いよいよもって、自分が本格的に鍛錬へと追い立てられる流れが出来つつあるのを感じつつ、ヒシミラクルは最後の抵抗を試みた。
「いやでも、やっぱ怪我したからってすぐタキオン先輩のことを放り出して、私のトレーニングばかりするってのも、なんというか外聞が良くないといいますか……」
「どういう気の遣い方をしているんだいヒシミラクルくん、私としてはトレーナーくんが腑抜けた結果、後輩までもレースで勝てなくなってしまうことのほうがよほど唾棄すべき状況だねぇ。」
「にしても、今からトレセン学園に帰るとしても、新幹線ありますかね?ここから大阪駅へ向かうまででも、それなりに時間かかりますし、タキオンさんは少なくとも車椅子での移動ですし。」
「移動手段なら気にしなくていいわ、結城トレーナーの出してくれたヘリコプターでひと飛びだから。」
タキオンに加え、キングヘイローも口を開く。掲げた不安要素を的確に解消され、ヒシミラクルは表向きは安堵したように頷きながら、翌日以降のハードトレーニングに向かう覚悟を固める他になかった。
今のやり取りの中でアグネスタキオンも、ヒシミラクルの魂胆に気づいていなかったわけではなかったが、単に彼女のサボりを防ぐ以上の意図がタキオンの中にはあった。
「ヒシミラクルくん。ウマ娘は、この世界でレースをし、自らの実力で歴史を紡いでいる。」
「な、何の話ですか、いきなり?」
疲労も取れ、身体の状態も安定していると判断されたため、移動に向けてベッドから起き上がりつつタキオンは語り始めた。
ヒシミラクルは普段自分に向けられる類ではない話がいきなり始まったため、戸惑うばかりである。タキオンが突拍子もない話を開始することはいつもの振る舞いであったため、他の面々は慣れた調子で聞き流していたが。
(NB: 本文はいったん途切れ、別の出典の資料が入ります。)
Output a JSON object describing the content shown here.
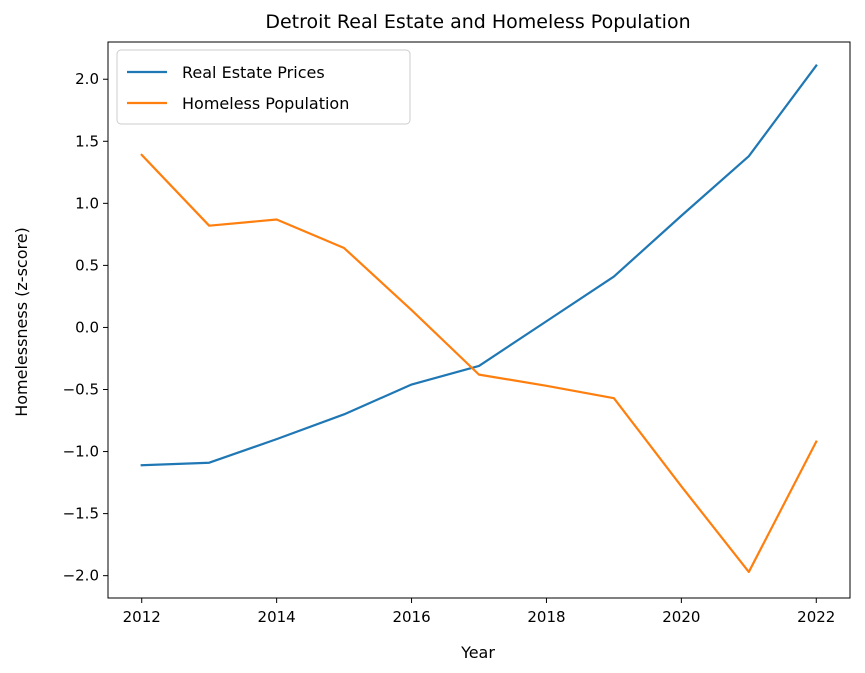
{
  "chart_data": {
    "type": "line",
    "title": "Detroit Real Estate and Homeless Population",
    "xlabel": "Year",
    "ylabel": "Homelessness (z-score)",
    "xlim": [
      2011.5,
      2022.5
    ],
    "ylim": [
      -2.18,
      2.3
    ],
    "x_ticks": [
      2012,
      2014,
      2016,
      2018,
      2020,
      2022
    ],
    "y_ticks": [
      -2.0,
      -1.5,
      -1.0,
      -0.5,
      0.0,
      0.5,
      1.0,
      1.5,
      2.0
    ],
    "grid": false,
    "legend_position": "top-left",
    "x": [
      2012,
      2013,
      2014,
      2015,
      2016,
      2017,
      2018,
      2019,
      2020,
      2021,
      2022
    ],
    "series": [
      {
        "name": "Real Estate Prices",
        "color": "#1f77b4",
        "values": [
          -1.11,
          -1.09,
          -0.9,
          -0.7,
          -0.46,
          -0.31,
          0.05,
          0.41,
          0.9,
          1.38,
          2.11
        ]
      },
      {
        "name": "Homeless Population",
        "color": "#ff7f0e",
        "values": [
          1.39,
          0.82,
          0.87,
          0.64,
          0.14,
          -0.38,
          -0.47,
          -0.57,
          -1.28,
          -1.97,
          -0.92
        ]
      }
    ]
  }
}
「だが、ほとんど必然的に行き着く結果を乗り越えるためには、相応に限界へ近づき、限界を超えねばならないのだよ。」
「えぇ、そりゃまぁ、皆さん全力で走ってますし……。」
「だから私は、キミに大きく期待しているんだよ、ヒシミラクルくん。頑健で、衰弱を長く遠ざけておける、キミというウマ娘に。」
アグネスタキオンの発言の意図を、この場でほぼ完全に理解できているのは鷹木トレーナーと、ずっと黙って聞き続けていたマンハッタンカフェだけであった。
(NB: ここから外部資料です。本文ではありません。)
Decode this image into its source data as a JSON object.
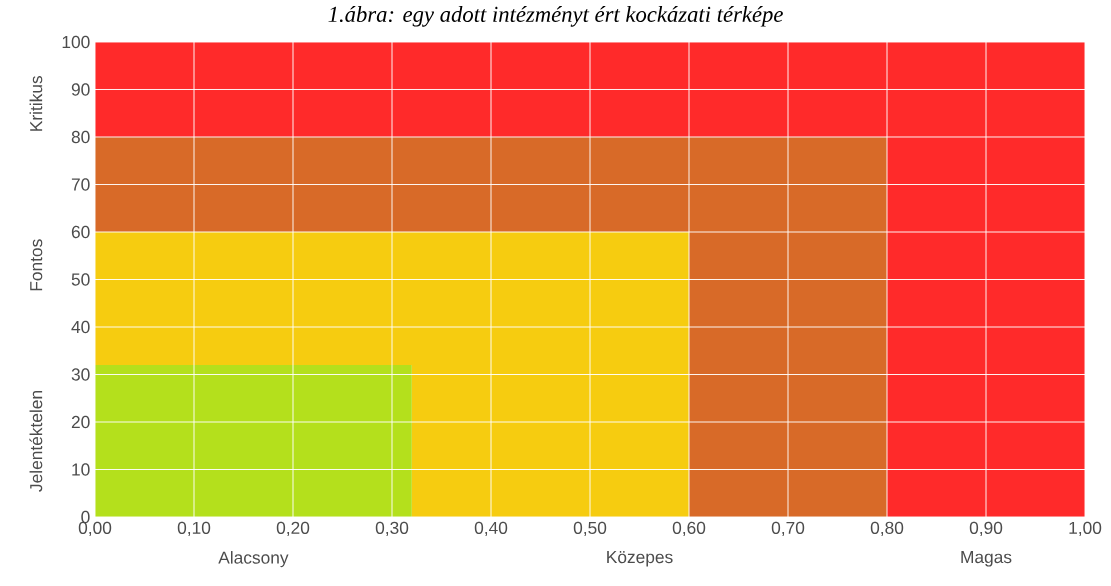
{
  "chart_data": {
    "type": "area",
    "title": "1.ábra: egy adott intézményt ért kockázati térképe",
    "stacked": true,
    "x": [
      0,
      0.32,
      0.32,
      0.6,
      0.6,
      0.8,
      0.8,
      1
    ],
    "series": [
      {
        "values": [
          32,
          32,
          0,
          0,
          0,
          0,
          0,
          0
        ],
        "color": "#b4e01c"
      },
      {
        "values": [
          28,
          28,
          60,
          60,
          0,
          0,
          0,
          0
        ],
        "color": "#f6cc10"
      },
      {
        "values": [
          20,
          20,
          20,
          20,
          80,
          80,
          0,
          0
        ],
        "color": "#d86a28"
      },
      {
        "values": [
          20,
          20,
          20,
          20,
          20,
          20,
          100,
          100
        ],
        "color": "#ff2a2a"
      }
    ],
    "xlim": [
      0,
      1
    ],
    "ylim": [
      0,
      100
    ],
    "xticks": [
      {
        "value": 0,
        "label": "0,00"
      },
      {
        "value": 0.1,
        "label": "0,10"
      },
      {
        "value": 0.2,
        "label": "0,20"
      },
      {
        "value": 0.3,
        "label": "0,30"
      },
      {
        "value": 0.4,
        "label": "0,40"
      },
      {
        "value": 0.5,
        "label": "0,50"
      },
      {
        "value": 0.6,
        "label": "0,60"
      },
      {
        "value": 0.7,
        "label": "0,70"
      },
      {
        "value": 0.8,
        "label": "0,80"
      },
      {
        "value": 0.9,
        "label": "0,90"
      },
      {
        "value": 1,
        "label": "1,00"
      }
    ],
    "yticks": [
      0,
      10,
      20,
      30,
      40,
      50,
      60,
      70,
      80,
      90,
      100
    ],
    "grid": true,
    "annotations": [
      "Alacsony",
      "Közepes",
      "Magas",
      "Jelentéktelen",
      "Fontos",
      "Kritikus"
    ]
  }
}
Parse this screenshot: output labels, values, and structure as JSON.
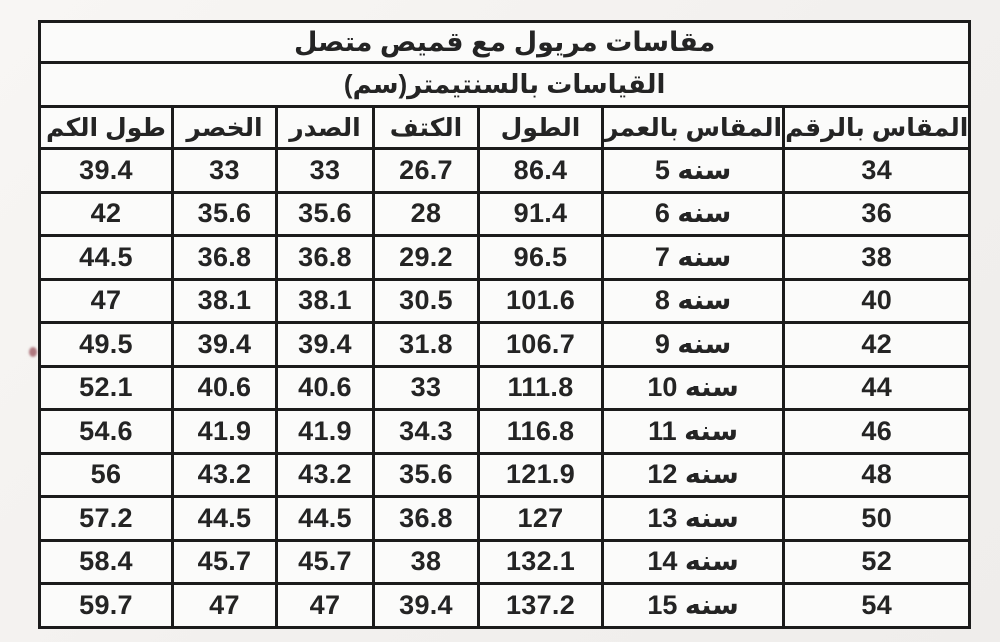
{
  "page": {
    "background": "#f2f0ee",
    "table_background": "#fbfbfa",
    "border_color": "#1b1b1b",
    "text_color": "#242424",
    "artifact_color": "#8a3642"
  },
  "chart_data": {
    "type": "table",
    "title": "مقاسات مريول مع قميص متصل",
    "subtitle": "القياسات بالسنتيمتر(سم)",
    "direction": "rtl",
    "columns": [
      "المقاس بالرقم",
      "المقاس بالعمر",
      "الطول",
      "الكتف",
      "الصدر",
      "الخصر",
      "طول الكم"
    ],
    "rows": [
      [
        "34",
        "سنه 5",
        "86.4",
        "26.7",
        "33",
        "33",
        "39.4"
      ],
      [
        "36",
        "سنه 6",
        "91.4",
        "28",
        "35.6",
        "35.6",
        "42"
      ],
      [
        "38",
        "سنه 7",
        "96.5",
        "29.2",
        "36.8",
        "36.8",
        "44.5"
      ],
      [
        "40",
        "سنه 8",
        "101.6",
        "30.5",
        "38.1",
        "38.1",
        "47"
      ],
      [
        "42",
        "سنه 9",
        "106.7",
        "31.8",
        "39.4",
        "39.4",
        "49.5"
      ],
      [
        "44",
        "سنه 10",
        "111.8",
        "33",
        "40.6",
        "40.6",
        "52.1"
      ],
      [
        "46",
        "سنه 11",
        "116.8",
        "34.3",
        "41.9",
        "41.9",
        "54.6"
      ],
      [
        "48",
        "سنه 12",
        "121.9",
        "35.6",
        "43.2",
        "43.2",
        "56"
      ],
      [
        "50",
        "سنه 13",
        "127",
        "36.8",
        "44.5",
        "44.5",
        "57.2"
      ],
      [
        "52",
        "سنه 14",
        "132.1",
        "38",
        "45.7",
        "45.7",
        "58.4"
      ],
      [
        "54",
        "سنه 15",
        "137.2",
        "39.4",
        "47",
        "47",
        "59.7"
      ]
    ]
  }
}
可能性世界で一度確定したレース結果は、この現実世界におけるウマ娘の尽力で塗り替えることも不可能ではない。しかし、それだけの無茶を自分の身体に強いることにもなり、殊にアグネスタキオンは限界を分かったうえで超えようとするがあまりの故障を繰り返している。
その点、ヒシミラクルの潤沢なスタミナ、壊れ難い頑丈な身体は、ウマ娘として限界へ近づく際の安定感はずっと大きかったのだ。